Question

CSAW: getBestTest p-value

0

Entering edit mode

sergio.espeso-gil • 0

@sergioespeso-gil-6997

Last seen 4.2 years ago

New York

Hi Aaron,

Sorry for being so annoying asking questions, at the end I have decided that predefined regions is not worth it by now (at least), maybe at the future. I have arrived to a good filtering normalisation options for my ChIPs (I think), and I am just merging and getting the windows with strongest differential binding as follows:

merged_ab<- mergeWindows(rowRanges(filtered.data_ab),tol=1000L)
tab.best_ab<-getBestTest(merged_ab$id, results_ab$table)
ofile<-gzfile("/results_ab.gz", open="w")
write.table(data.frame(as.data.frame(merged_ab$region)[,1:3], tab.best_ab), file=ofile, row.names=FALSE, quote=FALSE, sep="\t")
close(ofile)

As I understood getBestTest is giving the best p-value per cluster , right? But it doesn't mean that is significant, right? I need to sort out those that are not.

Can I also do it for the FDR?

Thanks a lot!! You will not get rid of me XD , I will put you in acknowledgements in paper , promised :-)

Sergio

csaw • 938 views

ADD COMMENT • link updated 8.6 years ago by Gordon Smyth 50k • written 8.6 years ago by sergio.espeso-gil • 0

score 2 · Answer 1 · 2015-09-16

To assess the significance of a cluster, you should be using combineTests, rather than getBestTest. The latter will use the most significant window in the cluster, but this requires use of a Bonferroni correction to maintain type I error control. This is much more conservative than the Simes' method in combineTests, especially for correlated windows. As such, I use combineTests to get the p-value for each cluster, and only use getBestTest to identify the location and log-fold change of the best window for descriptive purposes.
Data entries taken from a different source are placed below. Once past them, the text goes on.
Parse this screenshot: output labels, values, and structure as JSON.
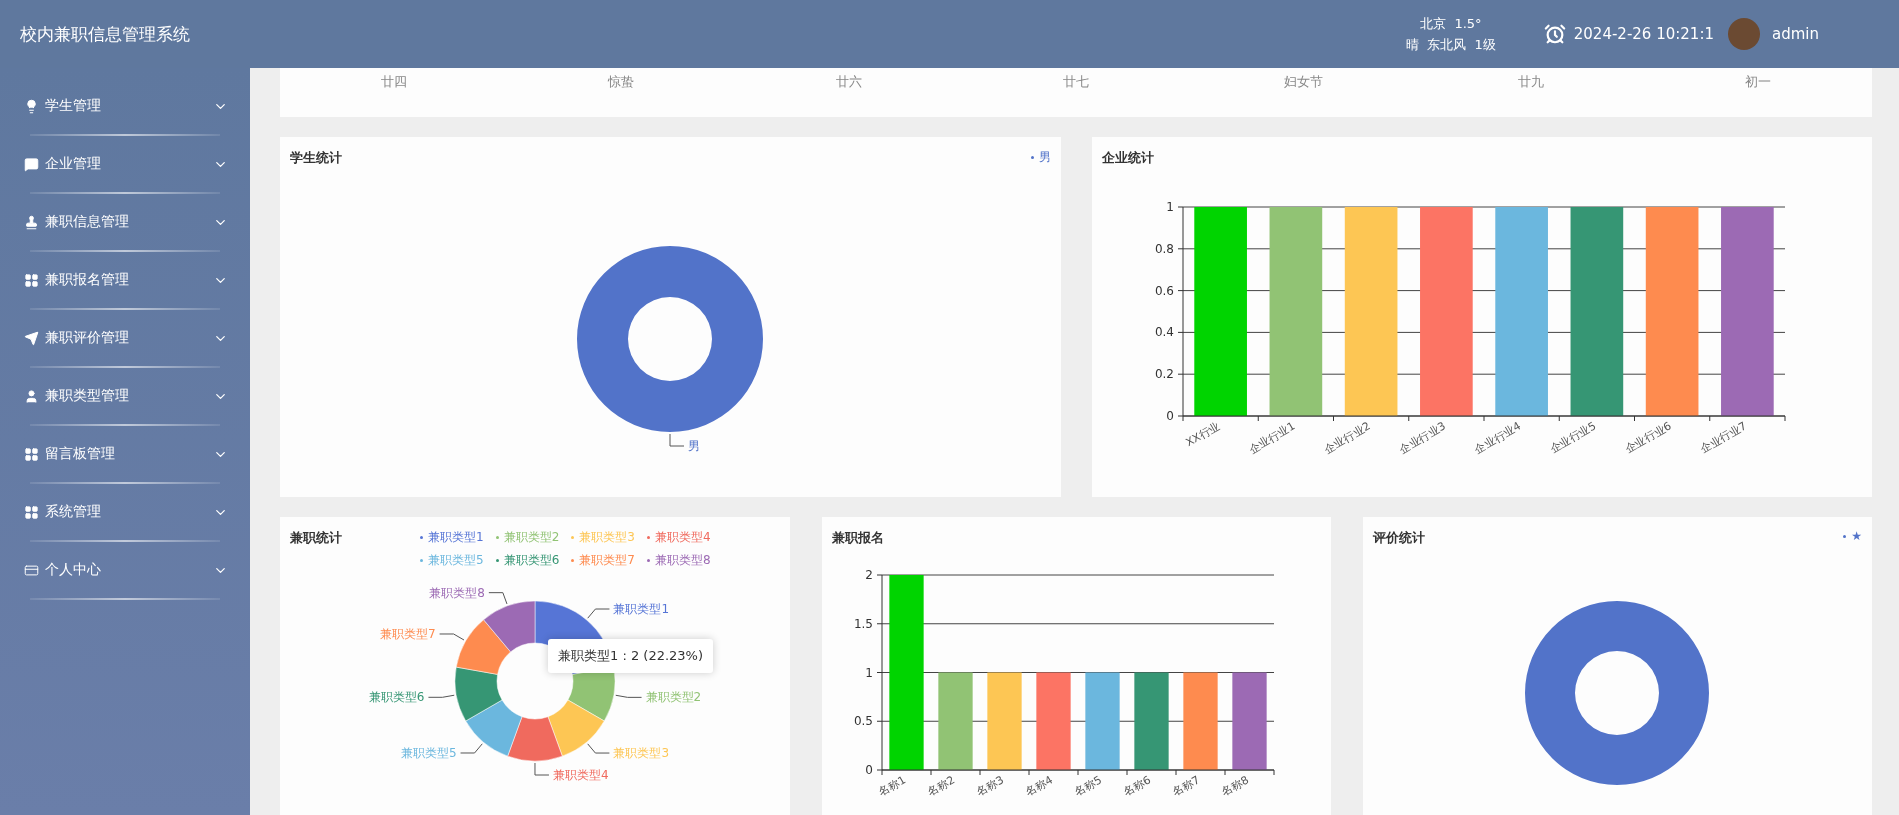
{
  "header": {
    "title": "校内兼职信息管理系统",
    "weather": {
      "city_temp": "北京  1.5°",
      "condition": "晴  东北风  1级"
    },
    "datetime": "2024-2-26 10:21:1",
    "user": "admin"
  },
  "sidebar": {
    "items": [
      {
        "label": "学生管理",
        "kind": "bulb"
      },
      {
        "label": "企业管理",
        "kind": "chat"
      },
      {
        "label": "兼职信息管理",
        "kind": "stamp"
      },
      {
        "label": "兼职报名管理",
        "kind": "grid"
      },
      {
        "label": "兼职评价管理",
        "kind": "plane"
      },
      {
        "label": "兼职类型管理",
        "kind": "user"
      },
      {
        "label": "留言板管理",
        "kind": "grid"
      },
      {
        "label": "系统管理",
        "kind": "grid"
      },
      {
        "label": "个人中心",
        "kind": "card"
      }
    ]
  },
  "calendar_strip": {
    "days": [
      "廿四",
      "惊蛰",
      "廿六",
      "廿七",
      "妇女节",
      "廿九",
      "初一"
    ]
  },
  "student_stats": {
    "title": "学生统计",
    "legend": [
      "男"
    ],
    "slice_labels": [
      "男"
    ]
  },
  "enterprise_stats": {
    "title": "企业统计",
    "chart_data": {
      "type": "bar",
      "categories": [
        "XX行业",
        "企业行业1",
        "企业行业2",
        "企业行业3",
        "企业行业4",
        "企业行业5",
        "企业行业6",
        "企业行业7"
      ],
      "values": [
        1,
        1,
        1,
        1,
        1,
        1,
        1,
        1
      ],
      "ylim": [
        0,
        1
      ],
      "yticks": [
        0,
        0.2,
        0.4,
        0.6,
        0.8,
        1
      ],
      "grid": true
    }
  },
  "job_stats": {
    "title": "兼职统计",
    "legend": [
      "兼职类型1",
      "兼职类型2",
      "兼职类型3",
      "兼职类型4",
      "兼职类型5",
      "兼职类型6",
      "兼职类型7",
      "兼职类型8"
    ],
    "chart_data": {
      "type": "donut",
      "categories": [
        "兼职类型1",
        "兼职类型2",
        "兼职类型3",
        "兼职类型4",
        "兼职类型5",
        "兼职类型6",
        "兼职类型7",
        "兼职类型8"
      ],
      "values": [
        22.23,
        11.11,
        11.11,
        11.11,
        11.11,
        11.11,
        11.11,
        11.11
      ]
    },
    "tooltip": "兼职类型1 : 2 (22.23%)"
  },
  "registration": {
    "title": "兼职报名",
    "chart_data": {
      "type": "bar",
      "categories": [
        "名称1",
        "名称2",
        "名称3",
        "名称4",
        "名称5",
        "名称6",
        "名称7",
        "名称8"
      ],
      "values": [
        2,
        1,
        1,
        1,
        1,
        1,
        1,
        1
      ],
      "ylim": [
        0,
        2
      ],
      "yticks": [
        0,
        0.5,
        1,
        1.5,
        2
      ],
      "grid": true
    }
  },
  "rating_stats": {
    "title": "评价统计",
    "legend": [
      "★"
    ]
  }
}
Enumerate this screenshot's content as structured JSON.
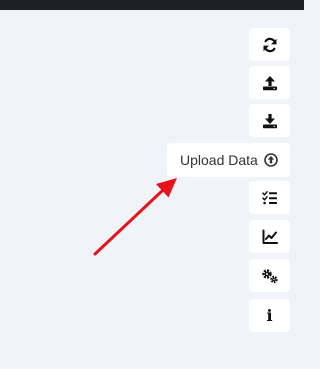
{
  "tooltip": {
    "label": "Upload Data",
    "icon": "arrow-circle-up-icon"
  },
  "sidebar": {
    "buttons": [
      {
        "name": "refresh-button",
        "icon": "refresh-icon"
      },
      {
        "name": "upload-button",
        "icon": "upload-icon"
      },
      {
        "name": "download-button",
        "icon": "download-icon"
      },
      {
        "name": "upload-data-button",
        "icon": "arrow-circle-up-icon"
      },
      {
        "name": "checklist-button",
        "icon": "checklist-icon"
      },
      {
        "name": "chart-button",
        "icon": "line-chart-icon"
      },
      {
        "name": "settings-button",
        "icon": "gears-icon"
      },
      {
        "name": "info-button",
        "icon": "info-icon",
        "glyph": "i"
      }
    ]
  },
  "colors": {
    "background": "#f0f3f8",
    "topbar": "#1d2027",
    "button": "#ffffff",
    "icon": "#111111",
    "annotation_arrow": "#e8121b"
  }
}
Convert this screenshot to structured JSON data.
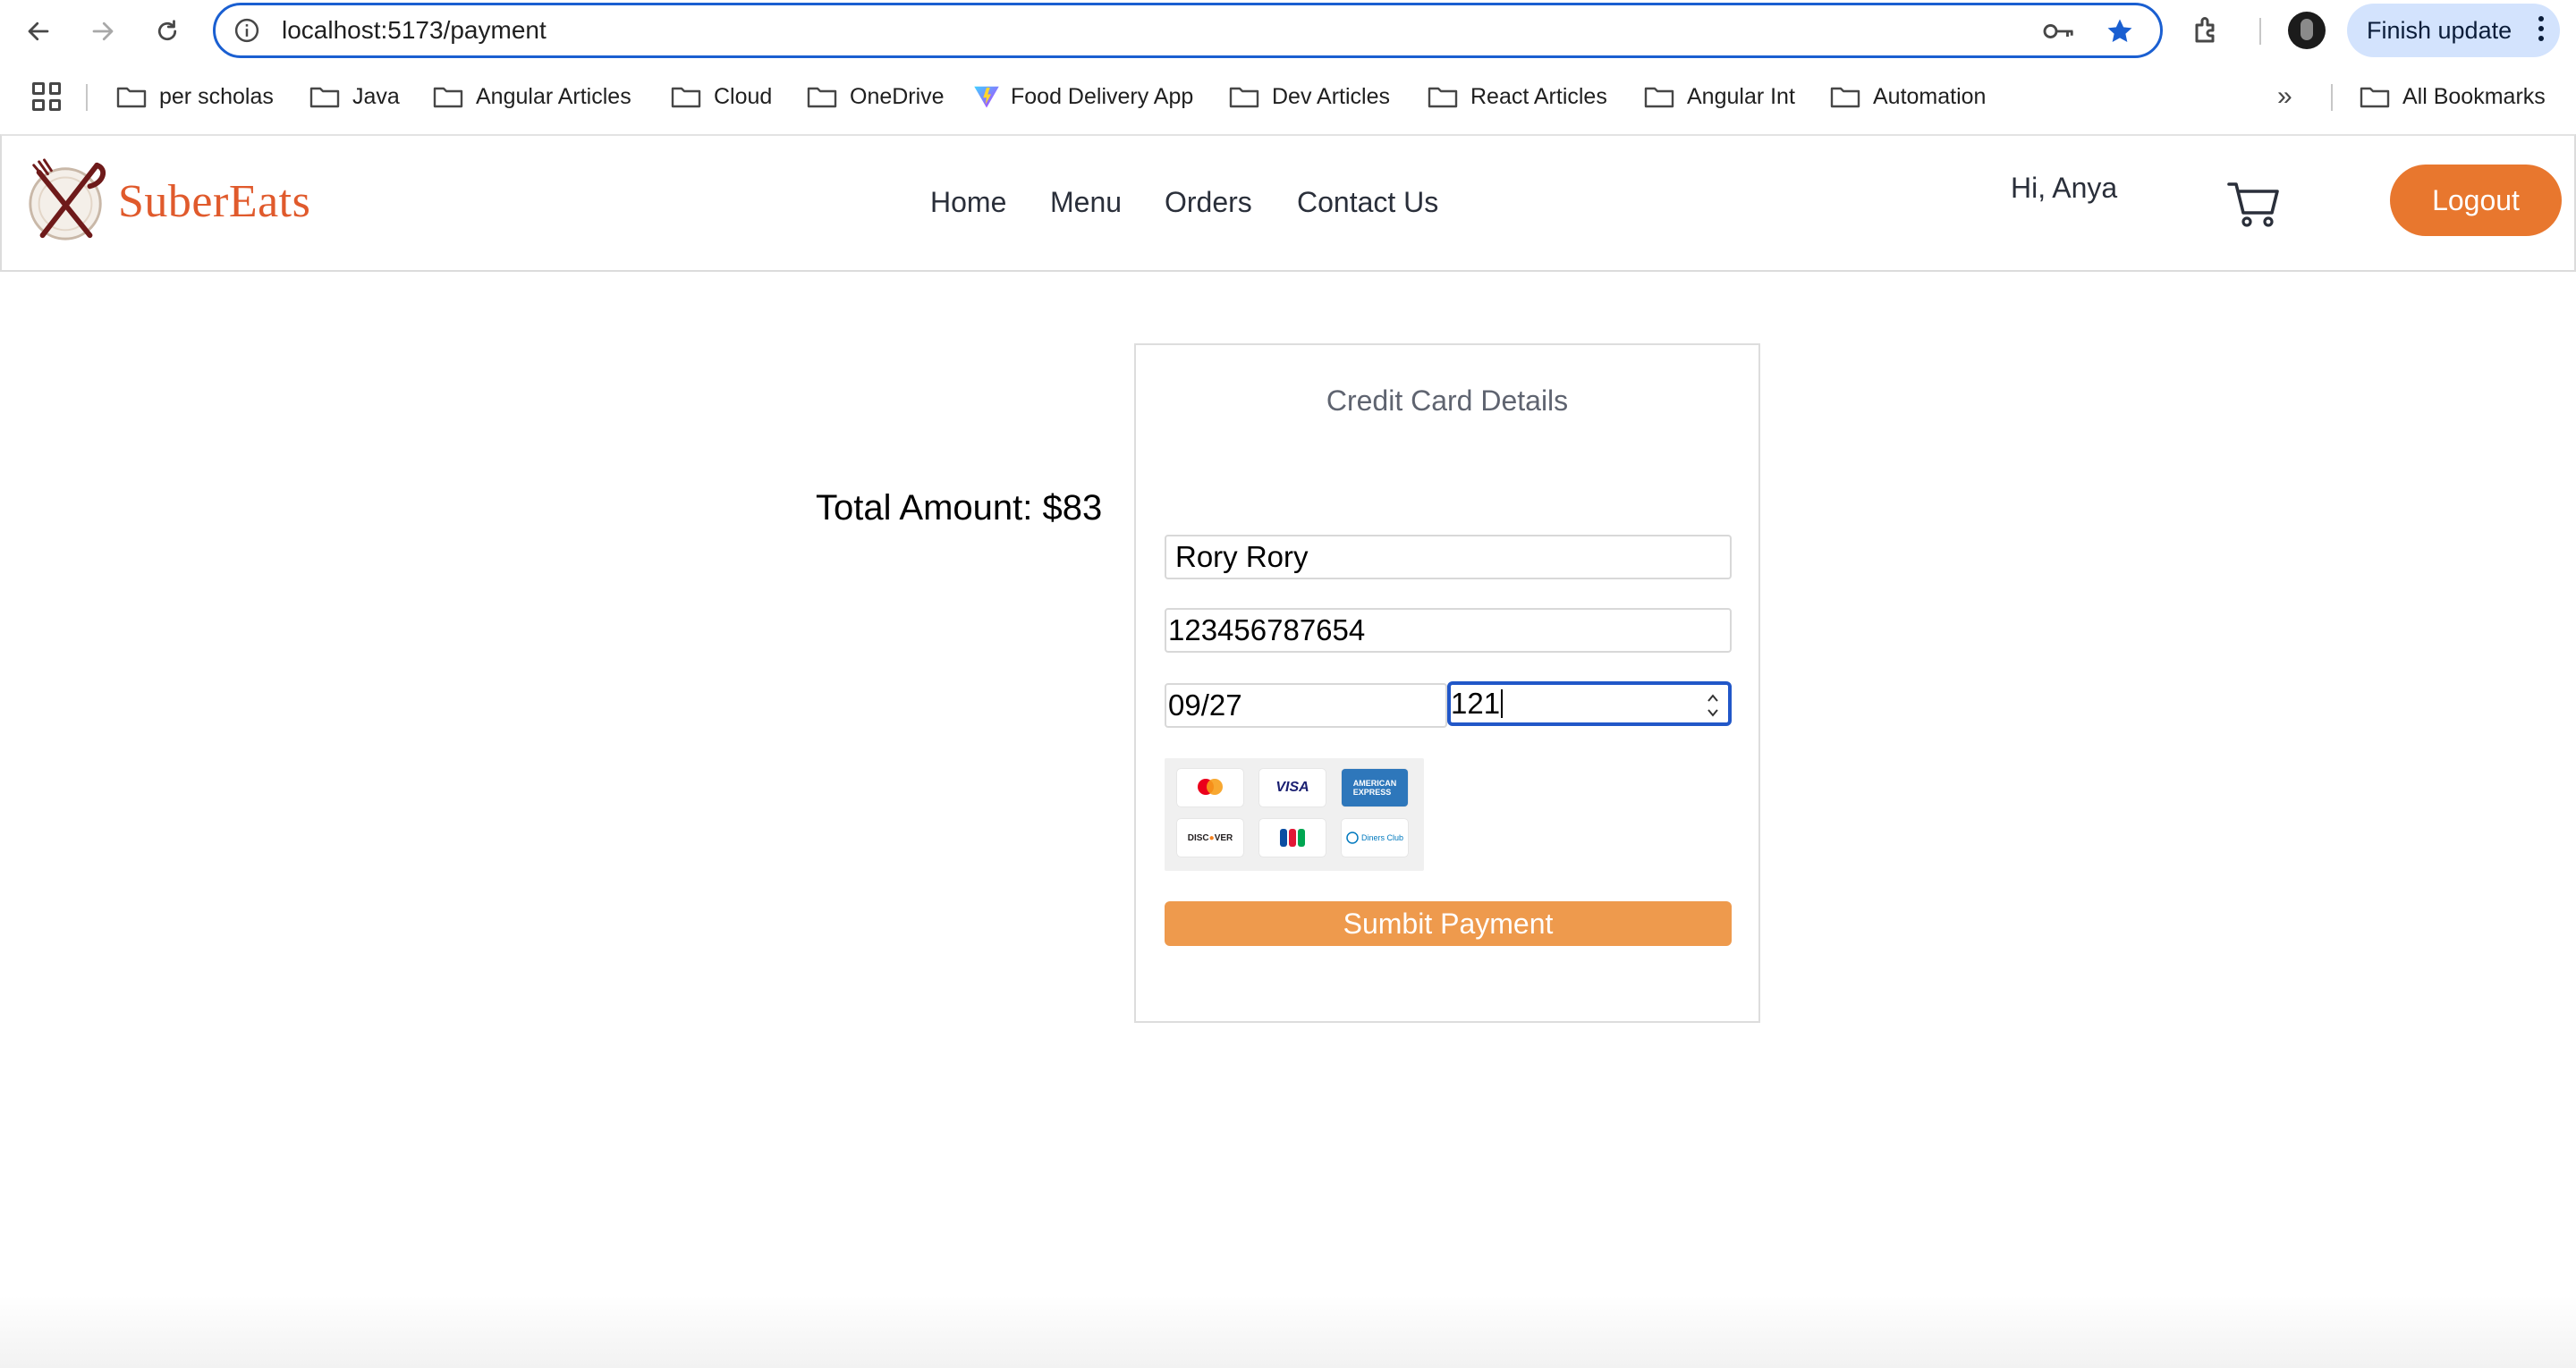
{
  "browser": {
    "url": "localhost:5173/payment",
    "finish_update_label": "Finish update",
    "bookmarks": [
      {
        "label": "per scholas",
        "icon": "folder-icon"
      },
      {
        "label": "Java",
        "icon": "folder-icon"
      },
      {
        "label": "Angular Articles",
        "icon": "folder-icon"
      },
      {
        "label": "Cloud",
        "icon": "folder-icon"
      },
      {
        "label": "OneDrive",
        "icon": "folder-icon"
      },
      {
        "label": "Food Delivery App",
        "icon": "vite-icon"
      },
      {
        "label": "Dev Articles",
        "icon": "folder-icon"
      },
      {
        "label": "React Articles",
        "icon": "folder-icon"
      },
      {
        "label": "Angular Int",
        "icon": "folder-icon"
      },
      {
        "label": "Automation",
        "icon": "folder-icon"
      }
    ],
    "all_bookmarks_label": "All Bookmarks"
  },
  "site": {
    "brand": "SuberEats",
    "nav": [
      "Home",
      "Menu",
      "Orders",
      "Contact Us"
    ],
    "greeting": "Hi, Anya",
    "logout_label": "Logout",
    "colors": {
      "brand": "#e05a2c",
      "accent": "#e8772e",
      "submit": "#ee9a4d"
    }
  },
  "payment": {
    "total_label": "Total Amount: $83",
    "card_title": "Credit Card Details",
    "name_value": "Rory Rory",
    "number_value": "123456787654",
    "expiry_value": "09/27",
    "cvc_value": "121",
    "card_brands": [
      "Mastercard",
      "VISA",
      "American Express",
      "DISCOVER",
      "JCB",
      "Diners Club"
    ],
    "submit_label": "Sumbit Payment"
  }
}
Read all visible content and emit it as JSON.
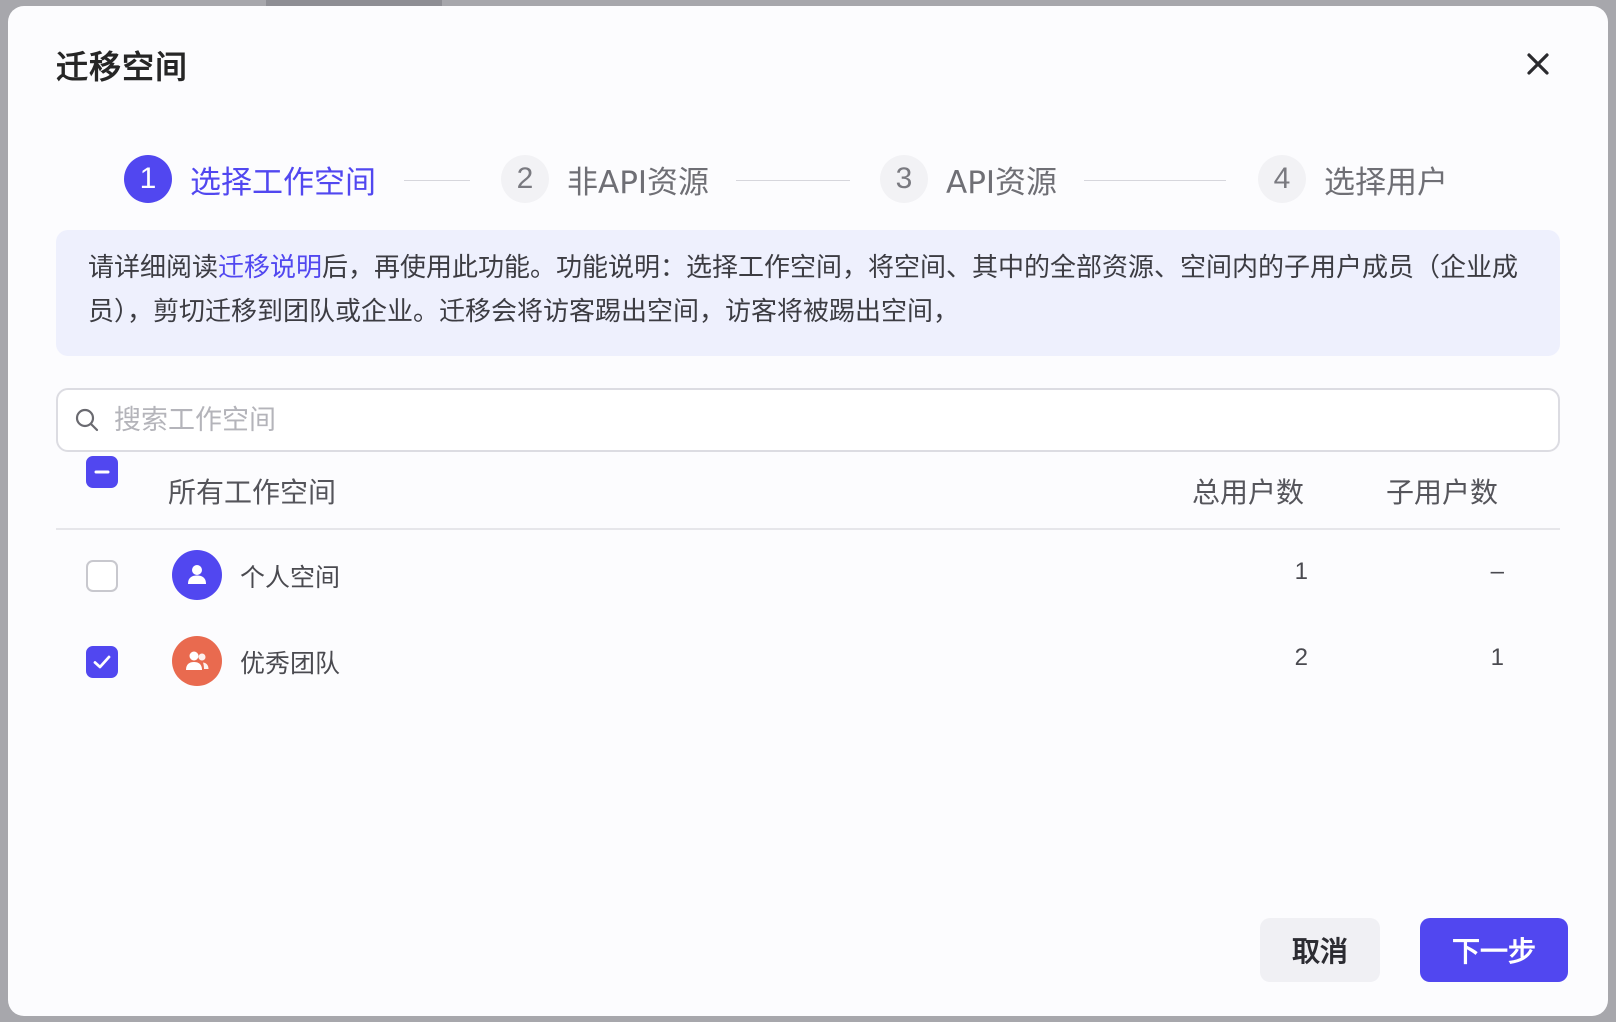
{
  "modal": {
    "title": "迁移空间"
  },
  "steps": [
    {
      "number": "1",
      "label": "选择工作空间",
      "active": true
    },
    {
      "number": "2",
      "label": "非API资源",
      "active": false
    },
    {
      "number": "3",
      "label": "API资源",
      "active": false
    },
    {
      "number": "4",
      "label": "选择用户",
      "active": false
    }
  ],
  "notice": {
    "prefix": "请详细阅读",
    "link": "迁移说明",
    "suffix": "后，再使用此功能。功能说明：选择工作空间，将空间、其中的全部资源、空间内的子用户成员（企业成员），剪切迁移到团队或企业。迁移会将访客踢出空间，访客将被踢出空间，"
  },
  "search": {
    "placeholder": "搜索工作空间",
    "value": ""
  },
  "table": {
    "headers": {
      "name": "所有工作空间",
      "total_users": "总用户数",
      "sub_users": "子用户数"
    },
    "select_all_state": "indeterminate",
    "rows": [
      {
        "name": "个人空间",
        "total_users": "1",
        "sub_users": "–",
        "checked": false,
        "avatar_icon": "user-icon",
        "avatar_color": "#5147f0"
      },
      {
        "name": "优秀团队",
        "total_users": "2",
        "sub_users": "1",
        "checked": true,
        "avatar_icon": "team-icon",
        "avatar_color": "#e96a4f"
      }
    ]
  },
  "footer": {
    "cancel_label": "取消",
    "next_label": "下一步"
  },
  "colors": {
    "accent": "#5147f0",
    "team_avatar": "#e96a4f"
  }
}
To answer your other questions; getBestTest will only identify the lowest p-value in each cluster, it makes no guarantees as to whether it's significant or not. You can identify the significant clusters by asking for those with an FDR below some threshold, e.g., 5%. Also, there's no point doing this for the FDR, as the window-level FDR is not the relevant statistic for region-based analyses. What you want is the region-level FDR, which is computed after you've already gotten the best or combined p-value (from getBestTest or combineTests, respectively) for each cluster/region.